Canada’s dollar rose for the first time in three days as an advance in U.S. equities and crude oil, the nation’s biggest export, encouraged demand for assets related to economic growth.
The Canadian currency was the biggest winner versus the U.S. dollar among the 16 most-traded counterparts of the greenback tracked by Bloomberg. The currencies of rival commodity producers Australia and New Zealand also advanced, while the euro fell on concern Irish banks will need a bailout from the European Union.
“Investors are adding a touch of risk this morning with the rise in stocks and oil,” said John Curran, a senior vice president at CanadianForex Ltd., an online foreign-exchange dealer in Toronto. “Still, market sentiment is mixed, so while the loonie will follow commodities and stocks right now, the real concern is Europe, and the loonie should follow market events.”
Canada’s currency, known as the loonie for the image of the aquatic bird on the C$1 coin, appreciated 0.5 percent to C$1.0074 per U.S. dollar at 10:27 a.m. in Toronto, from C$1.0123 on Nov. 12. One Canadian dollar buys 99.27 U.S. cents. The currency touched parity Nov. 5-11.
The loonie gained 1 percent to C$1.3727 versus the euro as European Central Bank Vice President Vitor Constancio said Ireland would be able to tap the European Union’s rescue fund to bail out its banks.
Drop in Bonds
Canadian government bonds fell, pushing the yield on the 10-year security up as much as eight basis points, or 0.08 percentage point, to 3.10 percent, the highest level since Aug. 6. The price of the 3.5 percent security maturing in June 2020 dropped 44 cents to C$103.57.

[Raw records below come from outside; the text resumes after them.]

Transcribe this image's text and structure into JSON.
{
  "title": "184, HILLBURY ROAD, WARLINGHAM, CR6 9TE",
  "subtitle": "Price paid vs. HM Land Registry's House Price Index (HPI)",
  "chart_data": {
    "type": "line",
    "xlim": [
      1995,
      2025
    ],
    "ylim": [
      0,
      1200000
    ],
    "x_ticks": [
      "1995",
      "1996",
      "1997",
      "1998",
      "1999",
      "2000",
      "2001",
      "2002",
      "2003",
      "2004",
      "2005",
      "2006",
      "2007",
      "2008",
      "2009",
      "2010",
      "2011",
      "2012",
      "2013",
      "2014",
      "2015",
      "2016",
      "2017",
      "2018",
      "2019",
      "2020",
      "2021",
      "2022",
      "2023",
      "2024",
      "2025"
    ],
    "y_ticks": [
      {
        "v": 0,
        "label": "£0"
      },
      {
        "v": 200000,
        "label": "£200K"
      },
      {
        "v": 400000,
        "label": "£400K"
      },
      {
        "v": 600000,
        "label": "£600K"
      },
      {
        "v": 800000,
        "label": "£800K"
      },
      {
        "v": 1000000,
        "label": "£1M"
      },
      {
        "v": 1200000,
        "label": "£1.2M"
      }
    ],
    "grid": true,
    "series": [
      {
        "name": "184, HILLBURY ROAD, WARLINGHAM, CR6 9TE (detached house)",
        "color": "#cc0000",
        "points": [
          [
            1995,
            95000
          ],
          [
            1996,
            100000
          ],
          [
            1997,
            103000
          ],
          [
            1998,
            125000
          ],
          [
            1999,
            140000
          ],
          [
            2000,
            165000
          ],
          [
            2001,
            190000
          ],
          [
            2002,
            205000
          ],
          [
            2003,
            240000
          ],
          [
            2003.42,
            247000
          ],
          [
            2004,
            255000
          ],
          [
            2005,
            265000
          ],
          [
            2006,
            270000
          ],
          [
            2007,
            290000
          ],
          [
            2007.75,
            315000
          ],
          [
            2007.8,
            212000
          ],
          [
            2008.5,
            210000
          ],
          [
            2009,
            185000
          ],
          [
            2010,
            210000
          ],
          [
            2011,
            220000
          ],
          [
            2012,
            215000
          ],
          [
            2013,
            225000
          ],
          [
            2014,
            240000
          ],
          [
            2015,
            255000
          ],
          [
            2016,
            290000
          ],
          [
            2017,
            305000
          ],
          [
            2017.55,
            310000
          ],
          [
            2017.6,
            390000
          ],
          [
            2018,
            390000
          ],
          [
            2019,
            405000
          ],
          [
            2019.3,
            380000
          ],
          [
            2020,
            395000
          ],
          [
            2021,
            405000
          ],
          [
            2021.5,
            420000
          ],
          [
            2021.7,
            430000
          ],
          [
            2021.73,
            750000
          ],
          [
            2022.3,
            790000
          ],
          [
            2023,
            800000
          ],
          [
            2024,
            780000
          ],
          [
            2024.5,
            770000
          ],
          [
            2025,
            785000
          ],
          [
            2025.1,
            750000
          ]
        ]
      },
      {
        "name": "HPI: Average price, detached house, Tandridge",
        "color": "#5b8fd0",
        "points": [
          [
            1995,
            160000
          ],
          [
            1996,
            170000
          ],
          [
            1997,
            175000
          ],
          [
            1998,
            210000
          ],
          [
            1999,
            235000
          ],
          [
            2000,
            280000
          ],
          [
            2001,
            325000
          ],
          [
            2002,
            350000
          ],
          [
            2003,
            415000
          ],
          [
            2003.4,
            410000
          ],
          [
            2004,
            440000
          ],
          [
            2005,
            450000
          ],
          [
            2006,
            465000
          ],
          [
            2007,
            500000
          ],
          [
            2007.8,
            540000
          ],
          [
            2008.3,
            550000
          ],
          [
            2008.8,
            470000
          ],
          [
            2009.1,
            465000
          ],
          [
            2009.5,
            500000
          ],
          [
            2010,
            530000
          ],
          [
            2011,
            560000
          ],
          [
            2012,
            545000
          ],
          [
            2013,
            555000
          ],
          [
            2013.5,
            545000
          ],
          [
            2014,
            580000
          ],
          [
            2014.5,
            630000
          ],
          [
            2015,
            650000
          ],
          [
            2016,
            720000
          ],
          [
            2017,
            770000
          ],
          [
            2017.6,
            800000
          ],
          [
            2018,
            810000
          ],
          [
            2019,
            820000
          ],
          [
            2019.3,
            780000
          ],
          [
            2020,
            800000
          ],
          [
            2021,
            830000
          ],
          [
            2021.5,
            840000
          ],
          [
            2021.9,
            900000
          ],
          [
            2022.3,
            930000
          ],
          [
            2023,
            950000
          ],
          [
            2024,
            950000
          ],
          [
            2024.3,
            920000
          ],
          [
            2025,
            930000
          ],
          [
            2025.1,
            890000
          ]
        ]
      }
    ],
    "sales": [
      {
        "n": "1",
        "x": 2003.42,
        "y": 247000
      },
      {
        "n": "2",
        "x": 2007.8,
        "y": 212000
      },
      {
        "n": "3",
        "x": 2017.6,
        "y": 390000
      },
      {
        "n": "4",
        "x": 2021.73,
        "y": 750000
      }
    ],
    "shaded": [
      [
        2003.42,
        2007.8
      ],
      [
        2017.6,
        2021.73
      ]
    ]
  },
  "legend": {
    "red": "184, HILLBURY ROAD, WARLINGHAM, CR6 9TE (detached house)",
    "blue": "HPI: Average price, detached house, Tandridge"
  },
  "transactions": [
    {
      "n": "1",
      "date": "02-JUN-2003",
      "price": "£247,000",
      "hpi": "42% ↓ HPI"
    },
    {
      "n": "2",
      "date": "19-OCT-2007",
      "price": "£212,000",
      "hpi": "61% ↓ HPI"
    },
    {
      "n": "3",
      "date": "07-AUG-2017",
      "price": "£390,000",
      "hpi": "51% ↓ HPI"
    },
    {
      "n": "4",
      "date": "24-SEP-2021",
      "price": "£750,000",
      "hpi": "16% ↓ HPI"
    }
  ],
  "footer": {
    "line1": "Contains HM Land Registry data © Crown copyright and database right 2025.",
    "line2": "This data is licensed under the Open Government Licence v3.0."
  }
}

The 10-year bond yield will fall to 2.83 percent by year- end, according to the median of estimates from economists gathered Nov. 4-11. The previous survey called for a 3 percent yield by the end of the year.
The Bank of Canada refrained from raising its policy rate on Oct. 19 after three prior increases to 1 percent. Policy makers won’t boost borrowing costs again until the April-June period, according to the survey.
Investors are betting the central bank will keep interest rates unchanged until mid-2011. The rate on the six-month overnight index swap was 1.10 percent on Nov. 12, and the nine- month rate was 1.17 percent. Investors are also betting 10-year bond yields will be 3.13 percent in December, according to futures contract trading on the Montreal Exchange on Nov. 12.
The Canadian dollar gained as crude oil for December delivery increased as much as 1.1 percent to $85.77 a barrel. The Standard & Poor's 500 Index rose 0.3 percent, while the S&P/TSX Composite Index fell 0.1 percent.
Retail sales in the U.S., Canada’s biggest trading partner, climbed in October by the most in seven months, a report from the U.S. Commerce Department showed. Purchases rose 1.2 percent after a 0.7 percent increase in September that was larger than previously estimated.